As we have illustrated the Chinese GBER market trend of oligopoly and its potential negative effects, it is incumbent upon China’s regulators to design the possible regulations to prevent the emergency of oligopoly in advance. In reference to the CRA oligopoly in the United States, the US regulators granted the Big Three32 for several decades (United States Securities and Exchange Commission 2010), resulting in their dominance of the US market and even the global rating market. This is regarded as one of the issues that contributed to the rating failure during the 2007 financial crisis (Chen 2021, pp. 118–19). A regulatory license can, on the one hand, be viewed as a barrier to entry, impeding the entry of small GBERs; on the other hand, it ensures that GBERs entering the market possess a certain level of professional expertise. The Chinese green bond market is still quite young, and the GBER is acting as a financial intermediary to sustain the green bond market by reducing information asymmetry. The regulators should ensure that the recognized GBERs possess a certain level of professionalism. Therefore, Chinese regulators should focus on regulatory licenses to prevent oligopoly in the GBER market. In more detail, regulatory licenses for the GBER should be issued by Chinese regulators in a reasonable number.
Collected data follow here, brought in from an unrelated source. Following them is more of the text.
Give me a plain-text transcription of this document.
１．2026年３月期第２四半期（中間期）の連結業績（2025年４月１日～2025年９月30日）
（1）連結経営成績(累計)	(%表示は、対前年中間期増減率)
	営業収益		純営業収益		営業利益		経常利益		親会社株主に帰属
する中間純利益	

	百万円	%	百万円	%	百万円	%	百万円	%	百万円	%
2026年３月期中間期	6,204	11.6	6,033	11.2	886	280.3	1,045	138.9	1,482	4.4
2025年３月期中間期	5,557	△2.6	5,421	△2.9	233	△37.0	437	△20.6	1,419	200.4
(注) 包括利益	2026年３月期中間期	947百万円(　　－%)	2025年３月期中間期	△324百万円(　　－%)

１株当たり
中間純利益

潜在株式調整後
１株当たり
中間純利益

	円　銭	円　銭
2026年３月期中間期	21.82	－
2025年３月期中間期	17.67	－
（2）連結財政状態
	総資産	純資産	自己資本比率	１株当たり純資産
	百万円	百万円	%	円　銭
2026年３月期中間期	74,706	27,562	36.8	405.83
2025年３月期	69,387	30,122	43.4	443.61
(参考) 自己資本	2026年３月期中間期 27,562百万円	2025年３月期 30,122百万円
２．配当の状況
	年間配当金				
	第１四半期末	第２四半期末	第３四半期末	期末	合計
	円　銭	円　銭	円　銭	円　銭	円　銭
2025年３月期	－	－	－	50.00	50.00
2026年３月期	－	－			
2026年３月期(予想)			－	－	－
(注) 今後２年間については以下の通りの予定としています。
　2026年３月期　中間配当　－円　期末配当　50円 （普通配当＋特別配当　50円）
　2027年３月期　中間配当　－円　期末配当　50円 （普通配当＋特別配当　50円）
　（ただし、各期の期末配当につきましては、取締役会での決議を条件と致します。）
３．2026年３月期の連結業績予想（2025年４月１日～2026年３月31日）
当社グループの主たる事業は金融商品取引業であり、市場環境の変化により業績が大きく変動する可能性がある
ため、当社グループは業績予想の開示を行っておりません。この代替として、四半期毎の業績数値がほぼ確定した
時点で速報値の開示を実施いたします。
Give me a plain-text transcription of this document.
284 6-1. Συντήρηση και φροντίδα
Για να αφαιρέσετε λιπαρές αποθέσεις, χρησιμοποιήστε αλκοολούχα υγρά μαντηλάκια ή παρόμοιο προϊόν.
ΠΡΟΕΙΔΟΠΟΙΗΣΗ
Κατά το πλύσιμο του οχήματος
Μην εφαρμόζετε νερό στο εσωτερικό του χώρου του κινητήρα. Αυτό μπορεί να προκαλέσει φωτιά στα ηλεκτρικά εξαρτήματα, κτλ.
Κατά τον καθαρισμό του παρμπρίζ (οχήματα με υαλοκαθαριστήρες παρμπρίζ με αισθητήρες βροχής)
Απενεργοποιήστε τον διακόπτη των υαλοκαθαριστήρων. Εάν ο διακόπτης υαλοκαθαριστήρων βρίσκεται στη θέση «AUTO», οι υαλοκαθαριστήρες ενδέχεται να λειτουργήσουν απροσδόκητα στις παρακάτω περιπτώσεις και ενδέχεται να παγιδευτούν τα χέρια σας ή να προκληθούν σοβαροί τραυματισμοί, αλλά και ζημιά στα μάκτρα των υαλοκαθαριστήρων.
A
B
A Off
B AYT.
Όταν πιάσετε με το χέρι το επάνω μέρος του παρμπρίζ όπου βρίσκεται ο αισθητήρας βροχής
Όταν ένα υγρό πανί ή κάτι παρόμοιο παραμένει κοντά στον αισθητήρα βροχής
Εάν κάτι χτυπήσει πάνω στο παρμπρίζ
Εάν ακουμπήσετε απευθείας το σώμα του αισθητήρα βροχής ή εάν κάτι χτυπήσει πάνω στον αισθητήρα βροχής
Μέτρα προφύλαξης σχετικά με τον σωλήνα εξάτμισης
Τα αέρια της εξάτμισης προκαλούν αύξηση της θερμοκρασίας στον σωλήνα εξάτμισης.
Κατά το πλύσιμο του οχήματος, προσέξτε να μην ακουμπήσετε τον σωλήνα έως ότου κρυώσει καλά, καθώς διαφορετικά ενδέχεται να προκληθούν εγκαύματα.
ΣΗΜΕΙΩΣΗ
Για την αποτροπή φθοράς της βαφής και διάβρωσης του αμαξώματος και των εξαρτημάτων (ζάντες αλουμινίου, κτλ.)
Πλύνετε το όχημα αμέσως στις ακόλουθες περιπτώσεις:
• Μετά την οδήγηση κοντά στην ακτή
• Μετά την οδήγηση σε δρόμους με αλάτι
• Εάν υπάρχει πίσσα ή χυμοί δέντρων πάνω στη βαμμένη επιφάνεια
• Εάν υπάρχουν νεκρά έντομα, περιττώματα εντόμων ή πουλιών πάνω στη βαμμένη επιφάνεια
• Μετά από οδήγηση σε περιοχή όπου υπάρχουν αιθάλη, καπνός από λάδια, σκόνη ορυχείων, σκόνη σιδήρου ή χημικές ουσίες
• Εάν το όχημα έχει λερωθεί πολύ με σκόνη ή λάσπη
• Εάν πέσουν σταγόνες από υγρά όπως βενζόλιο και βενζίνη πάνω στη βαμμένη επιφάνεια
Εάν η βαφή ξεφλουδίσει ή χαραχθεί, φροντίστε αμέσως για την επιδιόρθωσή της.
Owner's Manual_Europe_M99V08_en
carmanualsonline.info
5.2. Potential Conflicts of Interest

Conflicts of interest arise where GBERs have incentives to compromise their integrity for their own interests, which negatively affects the GBER quality. As GBERs reduce information asymmetry between issuers and investors in the green bond market, it is imperative that they remain neutral and independent. GBERs should avoid potential conflicts of interest to ensure high-quality external reviews. It is critical to note that there are, however, inherent conflicts of interest within the common business model of the GBER industry, namely the issuer-pay model. An issuer-pay model provides an incentive for GBERs to maintain their clients by providing favorable external reviews. It is likely that GBERs will apply lax criteria during this process, resulting in a deterioration in external review quality. The CBI operates under an issuer-pay model, which means that to obtain the CBI ‘climate bond’ mark, issuers need to pay a certification fee, and then the CBI conducts external review services (CBI 2023c). Currently, the issuer-pay model is the most commonly used business model for Chinese GBERs. A green bond issuer is more willing to pay for an external review, as a green bond external review can help them build more market confidence and raise more capital by providing more information to potential investors. Apart from that, ancillary services may also give rise to conflicts of interest. Table 6 illustrates that a certain number of Chinese GBERs are credit rating agencies or subsidiaries of credit rating agencies, making it possible for a GBER or its parent company to provide additional services, such as credit rating services while issuing green bond external reviews. The concern about this additional service is that the independence of a green bond external review may be negatively affected by other relevant businesses. The United States Securities and Exchange Commission report reveals that the financial intermediary will suffer pressure from issuers (its clients) to stop purchasing its services and that it may have to compromise its integrity to maintain its businesses (United States Securities and Exchange Commission 2003).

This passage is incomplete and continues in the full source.